FRONT PAGE CONTRIBUTOR
The Long-Lead Time Planning For Mandated Failure
The Coal Industry and Defense Industries React To Policy Changes and Jettison Workforce
According to President Obama, we have tried his plan in America and it has worked! Don’t say that to employees in either the defense or the coal industry. President Obama’s plans are about to go to work on both on these industries and that apparently implies that a whole lot of jobs won’t be getting created or saved. Changing scale in capital intensive industries requires that the CEOs of these corporate entities plan things well in advance. You can look at the hiring activity in either industry and get a really solid indicator of where each of these industries believes the US economy is going.
A coal industry executive for PBS Coals gazed in Madame Zelda’s Mystical Crystal Ball. This is what he saw in the palantír.
“Additionally, the escalating costs and uncertainty generated by recently advanced EPA regulations and interpretations have created a challenging business climate for the entire coal industry.”

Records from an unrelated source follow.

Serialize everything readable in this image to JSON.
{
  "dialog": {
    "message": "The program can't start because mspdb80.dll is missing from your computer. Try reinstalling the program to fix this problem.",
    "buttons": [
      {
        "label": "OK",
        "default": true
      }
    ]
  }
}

The recently advanced regulations refer to the MACT standard which imperils the ability of coal-fired power generation facilities to use coal as a fuel and still meet EPA standards for CO2 emissions per Megawatt generated. As I blogged before; the MACT standard biases power generation in favor of CH4 for the following reason :
“The proposed rule…will require any new power plant to emit no more than 1,000 pounds of carbon dioxide per megawatt of electricity produced,” the Washington Post’s Juliet Eilperin writes. “The average U.S. natural gas plant, which emits 800 to 850 pounds of CO2 per megawatt, meets that standard; coal plants emit an average of 1,768 pounds of carbon dioxide per megawatt.”

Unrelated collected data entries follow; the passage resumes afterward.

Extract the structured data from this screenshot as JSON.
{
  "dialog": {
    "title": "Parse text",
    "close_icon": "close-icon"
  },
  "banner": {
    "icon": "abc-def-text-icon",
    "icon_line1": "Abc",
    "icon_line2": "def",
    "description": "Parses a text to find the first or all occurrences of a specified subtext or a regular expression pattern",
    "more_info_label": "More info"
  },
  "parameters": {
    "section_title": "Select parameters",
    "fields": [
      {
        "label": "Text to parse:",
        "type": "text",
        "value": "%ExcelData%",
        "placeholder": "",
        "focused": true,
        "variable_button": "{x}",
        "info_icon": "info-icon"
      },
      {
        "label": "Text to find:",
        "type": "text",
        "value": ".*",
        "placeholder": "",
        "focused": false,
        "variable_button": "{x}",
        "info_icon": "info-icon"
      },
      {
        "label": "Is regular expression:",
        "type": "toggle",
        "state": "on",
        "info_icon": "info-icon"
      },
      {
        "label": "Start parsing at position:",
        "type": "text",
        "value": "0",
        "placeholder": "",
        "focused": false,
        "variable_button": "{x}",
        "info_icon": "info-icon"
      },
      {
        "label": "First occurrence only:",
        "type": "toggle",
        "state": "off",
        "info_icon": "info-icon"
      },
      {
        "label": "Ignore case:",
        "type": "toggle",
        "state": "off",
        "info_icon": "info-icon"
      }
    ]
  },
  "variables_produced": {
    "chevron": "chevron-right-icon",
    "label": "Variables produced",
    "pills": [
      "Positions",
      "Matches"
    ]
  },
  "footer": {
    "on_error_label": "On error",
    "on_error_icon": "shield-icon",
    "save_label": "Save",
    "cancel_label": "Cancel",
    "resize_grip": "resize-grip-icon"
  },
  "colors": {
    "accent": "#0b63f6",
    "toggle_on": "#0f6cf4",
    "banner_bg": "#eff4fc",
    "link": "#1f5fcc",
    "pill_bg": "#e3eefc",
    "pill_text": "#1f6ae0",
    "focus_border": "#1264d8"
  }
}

Where the rubber meets the road, the employees of coal mining and refining operations will meet with The Pink-Slip of Doom. The House Oversight and Reform Committee issued a prediction with respect to how these regulations would impact the coal industry.

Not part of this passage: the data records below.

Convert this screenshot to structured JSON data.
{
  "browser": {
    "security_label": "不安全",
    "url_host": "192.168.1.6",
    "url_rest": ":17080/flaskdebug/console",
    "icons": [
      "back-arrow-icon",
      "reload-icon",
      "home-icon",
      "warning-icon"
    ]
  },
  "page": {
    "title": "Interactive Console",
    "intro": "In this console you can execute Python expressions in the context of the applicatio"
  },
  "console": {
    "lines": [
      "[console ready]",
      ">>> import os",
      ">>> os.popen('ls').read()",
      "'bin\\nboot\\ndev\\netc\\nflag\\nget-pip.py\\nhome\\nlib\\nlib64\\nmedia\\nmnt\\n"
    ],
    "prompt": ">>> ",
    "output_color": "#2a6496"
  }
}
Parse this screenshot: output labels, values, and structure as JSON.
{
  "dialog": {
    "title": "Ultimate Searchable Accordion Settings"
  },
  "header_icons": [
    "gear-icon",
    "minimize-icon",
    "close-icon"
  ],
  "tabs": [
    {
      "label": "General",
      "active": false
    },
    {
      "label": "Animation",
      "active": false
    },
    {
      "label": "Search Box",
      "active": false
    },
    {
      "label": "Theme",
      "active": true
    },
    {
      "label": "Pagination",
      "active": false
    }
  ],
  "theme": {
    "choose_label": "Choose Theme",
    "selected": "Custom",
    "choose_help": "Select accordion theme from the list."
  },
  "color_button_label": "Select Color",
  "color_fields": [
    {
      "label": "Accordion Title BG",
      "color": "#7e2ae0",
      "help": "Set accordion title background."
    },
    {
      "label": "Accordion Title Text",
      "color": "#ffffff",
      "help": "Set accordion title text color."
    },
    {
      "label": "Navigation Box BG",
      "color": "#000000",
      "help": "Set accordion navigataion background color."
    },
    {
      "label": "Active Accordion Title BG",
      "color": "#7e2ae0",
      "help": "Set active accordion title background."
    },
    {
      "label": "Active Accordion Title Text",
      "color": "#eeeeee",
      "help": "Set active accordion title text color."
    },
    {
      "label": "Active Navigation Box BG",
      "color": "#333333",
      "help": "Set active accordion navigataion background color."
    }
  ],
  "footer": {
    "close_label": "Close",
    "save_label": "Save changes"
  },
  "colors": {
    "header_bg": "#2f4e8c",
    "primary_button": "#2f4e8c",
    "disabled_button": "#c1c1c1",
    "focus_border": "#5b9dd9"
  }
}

House Oversight and Government Reform Committee staff issued a report last week faulting the EPA for over-regulating the industries under its control. “Over 40 EPA regulations cited by job creators as barriers to growth and expansion in the Committee’s February 2011 staff report remain a problem,” the staff report said. “EPA’s proposal to regulate coal combustion residuals (“coal ash”) usurps states’ previous role and exerts unprecedented federal control over the utility industry . . . Compliance costs range from $78-110 billion over the next 20 years while job loss estimates range from 39,000, under a low estimate, to 316,000, under a high estimate.”
Coal Industry executives are not the only ones forced to play Grinch in the run-up to Christmas 2012. Fox Business reports the details.
Under a 1988 law, the Worker Adjustment and Retraining Notification (WARN) Act, defense companies must notify workers 60 days in advance of plant closings and mass layoffs.
So if WARN Act notices go out in Late August/Early September, all five of my constant readers are smart enough hombres to perform the implicit math. Layoffs get “WARNed” in late summer, workers start going home in mid-to-late fall, lines go cold in early 2013. “Why, isn’t this just unfair hostility to the brilliant and fair-minded Obama Agenda!?” David Frum may “Conservatively” ask.
Why no, Jim Rico! It most certainly is not. Defense corporations are reacting to the budgetary implications contained in the sequestration agreement that was passed by Congress to avoid a government shutdown. This government shutdown nearly took place because the last three brilliant and fair-minded Obama budgets have been so badly out of balance that nobody in either house of congress is willing to vote in favor of them. This has been bipartisanship at its finest.
These budgetary implications include what The Fiscal Times dishonestly describes below as political machinations by the E-Vil Defense Industry.
The $500 billion of automatic long-term defense cuts set to take place early next year were mandated under a deficit reduction law negotiated last summer by President Obama and Republican and Democratic members of Congress. Whether as a political tactic or simply complying with a federal disclosure requirement, major defense contractors including Lockheed Martin, Northrop Grumman, Boeing and Pratt & Whitney are threatening to blitz the country this fall with notices of possible layoffs beginning in early January.
The Fiscal Times then worries about the potential political ramifications of this situation.
But the specter of the announcements of as many as 136,000 defense industry layoffs in Virginia, 18.400 in Colorado, nearly 42,000 in Florida, 40,000 in Pennsylvania, 27,600 in Wisconsin or 21,200 in Ohio might provide added grist for presumptive Republican nominee Mitt Romney in arguing that Obama’s economic policies have failed.
And in so arguing, Mitt Romney may well be tragically wrong. Barack Obama has tried his plan and perhaps the current layoffs show us how well that it has truly succeeded. We should thank our Glorious Leader in condign fashion at the voting booths this November. Mitt Romney, 2012. That is all.